National Grid Asks Court to Spread Blame for Gowanus Cleanup

Oct. 3, 2024, 8:06 PM UTC

One of the companies the EPA has identified as responsible for a heavily polluted Superfund site in Brooklyn is now asking a federal court to spread the financial responsibility across 40 other defendants.

The complaint filed Wednesday threatens to complicate the ongoing Gowanus Canal cleanup effort, which has dragged on for decades.

The Environmental Protection Agency has pinned responsibility for pollution in the canal on Brooklyn Union Gas Co., now doing business as National Grid New York.

But in its complaint in the US District Court for the Eastern District of New York, Brooklyn Union said the 40 other parties have released hazardous substances into the canal, and that the company has been trying to persuade them to “pay their fair share of costs for the cleanup” for years.

Despite those efforts, the 40 parties have refused to pay anything, according to Brooklyn Union.

“By their intransigence, the recalcitrant, remaining responsible parties are threatening to undermine the entire effort to clean up the canal,” the company said.

The identified parties include companies like Consolidated Edison, Hess Corp., the Kraft Heinz Co., Phillips 66 Co., the City of New York, and Texaco. Also included in the list are the Metropolitan Transit Authority and a group of federal agencies including the Army, Navy, Coast Guard, and US Postal Service.

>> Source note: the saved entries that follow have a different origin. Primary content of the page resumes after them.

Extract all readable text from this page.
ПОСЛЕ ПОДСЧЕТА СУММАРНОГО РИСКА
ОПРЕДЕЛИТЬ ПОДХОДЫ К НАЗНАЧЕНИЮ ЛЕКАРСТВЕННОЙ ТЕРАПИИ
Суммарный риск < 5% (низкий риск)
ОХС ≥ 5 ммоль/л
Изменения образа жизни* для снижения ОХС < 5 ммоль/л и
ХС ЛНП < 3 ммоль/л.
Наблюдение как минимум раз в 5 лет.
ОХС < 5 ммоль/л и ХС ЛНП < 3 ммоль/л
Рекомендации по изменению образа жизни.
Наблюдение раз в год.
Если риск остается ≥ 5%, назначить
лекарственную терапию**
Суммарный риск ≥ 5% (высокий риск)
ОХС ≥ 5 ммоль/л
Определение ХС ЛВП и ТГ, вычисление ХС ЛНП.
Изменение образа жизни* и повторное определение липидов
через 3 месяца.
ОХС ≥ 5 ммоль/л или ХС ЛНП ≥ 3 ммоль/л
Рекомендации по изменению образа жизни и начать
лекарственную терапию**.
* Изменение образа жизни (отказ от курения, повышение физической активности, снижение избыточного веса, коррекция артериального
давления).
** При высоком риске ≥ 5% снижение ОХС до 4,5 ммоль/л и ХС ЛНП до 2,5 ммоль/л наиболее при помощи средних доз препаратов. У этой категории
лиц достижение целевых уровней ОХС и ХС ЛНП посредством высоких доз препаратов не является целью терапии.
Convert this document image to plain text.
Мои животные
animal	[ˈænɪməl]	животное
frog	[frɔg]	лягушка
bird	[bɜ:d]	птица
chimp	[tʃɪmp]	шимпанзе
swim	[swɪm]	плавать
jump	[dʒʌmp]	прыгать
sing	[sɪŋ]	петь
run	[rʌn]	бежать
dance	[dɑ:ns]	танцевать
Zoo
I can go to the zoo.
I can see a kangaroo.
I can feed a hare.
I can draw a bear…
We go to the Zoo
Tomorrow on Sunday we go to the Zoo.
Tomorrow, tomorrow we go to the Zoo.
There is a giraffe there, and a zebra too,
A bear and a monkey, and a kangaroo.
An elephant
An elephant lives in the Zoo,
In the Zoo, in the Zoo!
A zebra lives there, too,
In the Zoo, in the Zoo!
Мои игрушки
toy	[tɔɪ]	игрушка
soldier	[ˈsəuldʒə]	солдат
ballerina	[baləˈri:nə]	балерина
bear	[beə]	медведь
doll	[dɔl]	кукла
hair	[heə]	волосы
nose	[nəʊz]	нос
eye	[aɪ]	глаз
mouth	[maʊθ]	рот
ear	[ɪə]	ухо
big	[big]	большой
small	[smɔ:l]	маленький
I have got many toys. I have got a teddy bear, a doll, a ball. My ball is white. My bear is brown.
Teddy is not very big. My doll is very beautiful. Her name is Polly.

Brooklyn Union’s complaint includes a highly detailed description of the historical operations in and around the canal.

The remediation of the canal is expected to cost more than $1 billion, “a sum far too large to be disproportionately shouldered by Brooklyn Union and its local Brooklyn customers,” according to the complaint.

The company, pointing to the Comprehensive Environmental Response, Compensation, and Liability Act (CERCLA), asked the court to calculate each defendant’s financial responsibility by taking into account their former operations along the canal, the hazardous substances they used, the waste streams they generated, the pathways for those streams into the canal, and the actions they have taken to clean up.

In July, the EPA said Brooklyn Gas was one of six entities that bore the most responsibility for contamination across the dirtiest section of the remediation area. The agency said it had settled on those six parties based on “extensive investigations and the historical operations at the site.”

The other five entities flagged by the EPA were Consolidated Edison of New York; Hess Corp.; Honeywell International; the City of New York; and The Brooklyn Improvement Co.

ArentFox Schiff LLP represents Brooklyn Union Gas.

The case is Brooklyn Union Gas Co. v. Consolidated Edison Co. of New York, E.D.N.Y., No. 1:24-cv-06993, complaint filed 10/3/24.